休日を放心して過ごそうと、翻訳家の言葉をそのまま信じて、普段あまり親しみのないライトノベル「空の中/有川浩」を読む。床屋で漫画を捲るような気分。読み終えて長女に渡す。飛躍と抽象を絞って、その他の関係を常識的にすり寄せる手法だが、子供向けのSFといったところか。登場する人間の設定が、いかにも作者に支配され、操作されていて、受け取る側としては、そうした捏造のセンスに嫌気が差すと読む事ができなくなる。休日でなかったら、早々に放っていた。構築のニュアンスがinnocence / Mamoru Oshiiと酷似している。悪しき閉鎖言語空間の自閉症候群に含まれる。
何も残らない読書の後に、TVで座頭市/Takeshi Kitanoを眺め、ひどい音響(BGM)に家族で文句を投げる。長いCMを観ているような感覚。続けて、考えずにレンタルしたSwimfan(プール)を観るが、これもどうしようもないテレビ番組崩れ。深夜から僅かな期待を込めたMemento(2000)(ラテン語で「記憶する」「考える」の命令形)に救われる。21gramsに少し似ている構造編集が天才的。断片化のまま走りきるのは気持ちがよかった。Christopher Nolan監督のデビュー作Following (1998)を発作的に注文。Insomnia(2002)は、昨年劇場で観たけれど、首を傾げた記憶がある。AL Pacinoと、Robin Williamsというキャスティングの斥力で、物語のコンセプトが希薄になったような気がしていた。処女作に期待。
二日前、しょうもないサイバームービー(Surveillance)の物語の単純さには呆れ、傷エラーで停止するMI2 / Jhon Wooの勘違いに辟易したが、データーの表示処理速度に関しての閃きは生まれたのが成果。


Boys Don’t Cry(1999) / Kimberly Peirce (1967~)を深夜から朝方にかけて観る。秀作。中盤から後半がとても良い。9:16の画面比率が良い。現在制作中だろうか、Kimberly Peirce次回作は、The Ice at the Bottom of the World(2006)。主演のHilary Swank(1974~)が素晴らしい。

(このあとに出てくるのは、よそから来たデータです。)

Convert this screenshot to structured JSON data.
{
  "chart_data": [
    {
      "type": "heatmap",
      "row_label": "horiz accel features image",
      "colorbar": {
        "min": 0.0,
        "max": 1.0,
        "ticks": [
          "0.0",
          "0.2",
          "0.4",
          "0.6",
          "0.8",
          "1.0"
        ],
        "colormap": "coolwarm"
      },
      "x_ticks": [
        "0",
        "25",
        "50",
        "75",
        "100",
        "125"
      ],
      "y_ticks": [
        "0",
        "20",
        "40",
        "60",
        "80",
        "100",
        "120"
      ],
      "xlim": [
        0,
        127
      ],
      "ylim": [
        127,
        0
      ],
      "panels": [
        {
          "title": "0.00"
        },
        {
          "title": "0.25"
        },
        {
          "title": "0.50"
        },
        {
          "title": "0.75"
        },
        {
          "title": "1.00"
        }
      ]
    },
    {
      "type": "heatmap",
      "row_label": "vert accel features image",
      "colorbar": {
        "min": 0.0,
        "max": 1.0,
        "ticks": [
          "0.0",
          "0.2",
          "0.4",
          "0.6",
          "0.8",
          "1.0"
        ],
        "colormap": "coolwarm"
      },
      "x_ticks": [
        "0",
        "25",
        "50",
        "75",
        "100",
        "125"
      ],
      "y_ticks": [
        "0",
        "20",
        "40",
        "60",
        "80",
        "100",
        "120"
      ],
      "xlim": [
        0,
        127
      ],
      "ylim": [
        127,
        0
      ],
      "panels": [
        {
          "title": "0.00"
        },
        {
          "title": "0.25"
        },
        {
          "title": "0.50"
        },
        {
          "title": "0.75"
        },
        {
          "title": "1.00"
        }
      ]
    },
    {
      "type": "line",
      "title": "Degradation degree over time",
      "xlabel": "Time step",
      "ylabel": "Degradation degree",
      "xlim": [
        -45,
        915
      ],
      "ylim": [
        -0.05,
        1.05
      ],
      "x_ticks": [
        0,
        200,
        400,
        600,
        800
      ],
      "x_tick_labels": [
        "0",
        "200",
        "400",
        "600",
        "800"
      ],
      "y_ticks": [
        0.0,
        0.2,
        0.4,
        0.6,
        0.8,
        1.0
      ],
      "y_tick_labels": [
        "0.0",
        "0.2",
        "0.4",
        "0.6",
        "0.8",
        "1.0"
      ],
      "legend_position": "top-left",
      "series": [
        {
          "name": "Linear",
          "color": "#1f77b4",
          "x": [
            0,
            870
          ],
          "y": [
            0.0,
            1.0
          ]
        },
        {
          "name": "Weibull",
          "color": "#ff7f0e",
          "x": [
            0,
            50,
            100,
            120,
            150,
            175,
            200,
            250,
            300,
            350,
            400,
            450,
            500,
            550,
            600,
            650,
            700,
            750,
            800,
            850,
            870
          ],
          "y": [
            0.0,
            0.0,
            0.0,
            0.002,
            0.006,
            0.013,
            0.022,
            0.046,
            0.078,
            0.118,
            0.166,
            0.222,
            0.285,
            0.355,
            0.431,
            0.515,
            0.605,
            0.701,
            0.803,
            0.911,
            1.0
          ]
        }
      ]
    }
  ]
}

最初は、Insomnia,The Coreに出演していた同一人物と判らなかった。俳優の知性を存分に感じさせてくれた。
Plot Outline : The story of the life of Teena Brandon(1972~1993), a cross dressing youth who preferred life in her male identity as Brandon Teena. When Brandon’s best friends make this discovery, his life eventually is ripped apart by betrayal, humiliation, rape, and murder.
性同一性障害を真っすぐに描いている。真っすぐにというのはこの手のモチーフの場合難しいのだが、特殊化させないで、どこにでも転がる出来事として扱う姿勢が潔い。
目の前にAMISTAD(1997)_DVDがあるが、観る力がなくなったので、ちょっとヘビーな仕事の後にする。